Throughout the Ummah, or worldwide Muslim community, fertility levels are falling dramatically for countries and subnational populations — and traditional marriage patterns and living arrangements are undergoing tremendous change. While these trends have not gone entirely unnoticed, no more than a handful of pioneering scholars and observers have as yet drawn attention to them and their potential significance.1 In this essay we will detail the dimensions of these changes in fertility patterns within the Muslim world, examine some of their correlates and possible determinants, and speculate about some of their implications.

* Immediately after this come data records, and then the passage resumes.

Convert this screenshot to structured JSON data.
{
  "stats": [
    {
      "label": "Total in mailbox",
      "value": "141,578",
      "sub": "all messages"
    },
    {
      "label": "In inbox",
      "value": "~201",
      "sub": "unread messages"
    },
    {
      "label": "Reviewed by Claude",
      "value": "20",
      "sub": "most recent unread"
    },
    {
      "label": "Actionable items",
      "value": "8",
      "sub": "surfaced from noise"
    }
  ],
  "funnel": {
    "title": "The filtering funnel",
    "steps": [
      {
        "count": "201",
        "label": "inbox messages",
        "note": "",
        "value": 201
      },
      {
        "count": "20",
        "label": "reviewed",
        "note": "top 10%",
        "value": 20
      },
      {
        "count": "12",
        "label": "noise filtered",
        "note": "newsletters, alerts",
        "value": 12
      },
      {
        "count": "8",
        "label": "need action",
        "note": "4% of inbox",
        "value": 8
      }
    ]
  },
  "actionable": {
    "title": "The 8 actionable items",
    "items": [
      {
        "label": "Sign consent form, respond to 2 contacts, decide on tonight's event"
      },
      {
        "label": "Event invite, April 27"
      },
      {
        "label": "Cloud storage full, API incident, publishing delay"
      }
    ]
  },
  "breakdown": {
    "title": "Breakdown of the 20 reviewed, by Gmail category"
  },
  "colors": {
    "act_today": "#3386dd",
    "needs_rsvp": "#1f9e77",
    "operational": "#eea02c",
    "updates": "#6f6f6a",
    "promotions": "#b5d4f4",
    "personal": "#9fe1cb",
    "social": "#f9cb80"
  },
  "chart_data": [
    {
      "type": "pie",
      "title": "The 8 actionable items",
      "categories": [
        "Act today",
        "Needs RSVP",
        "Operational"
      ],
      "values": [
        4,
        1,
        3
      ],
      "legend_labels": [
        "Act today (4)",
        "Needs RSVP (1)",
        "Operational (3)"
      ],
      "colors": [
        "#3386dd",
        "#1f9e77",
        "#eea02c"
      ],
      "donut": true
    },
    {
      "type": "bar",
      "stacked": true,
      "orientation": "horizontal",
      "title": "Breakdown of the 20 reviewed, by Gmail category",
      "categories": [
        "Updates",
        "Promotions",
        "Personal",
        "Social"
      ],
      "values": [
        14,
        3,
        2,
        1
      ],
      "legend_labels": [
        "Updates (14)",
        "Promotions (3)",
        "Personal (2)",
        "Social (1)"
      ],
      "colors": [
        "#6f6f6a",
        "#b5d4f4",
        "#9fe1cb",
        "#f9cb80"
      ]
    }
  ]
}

THE GLOBAL MUSLIM POPULATION
There is some inescapable imprecision to any estimates of the size and distribution of the Ummah — an uncertainty that turns in part on questions about the current size of some Muslim majority areas (e.g., Afghanistan, where as one U.S. official country study puts it, “no comprehensive census based upon systematically sound methods has ever been taken”), and in part on the intrinsic difficulty of determining the depth of a nominal believer’s religious faith, but more centrally on the crucial fact that many government statistical authorities do not collect information on the religious profession of their national populations. For example: While the United States maintains one of the world’s most extensive and developed national statistical systems, the American government expressly forbids the U.S. Census Bureau from surveying the American public about religious affiliation; the same is true in much of the eu, in the Russian Federation, and in other parts of the “more developed regions” with otherwise advanced data-gathering capabilities.
Nevertheless, on the basis of local population census returns that do cover religion, demographic and health survey (dhs) reports where religious preference is included, and other allied data-sources, it is possible to piece together a reasonably accurate impression of the current size and distribution of the world’s Muslim population.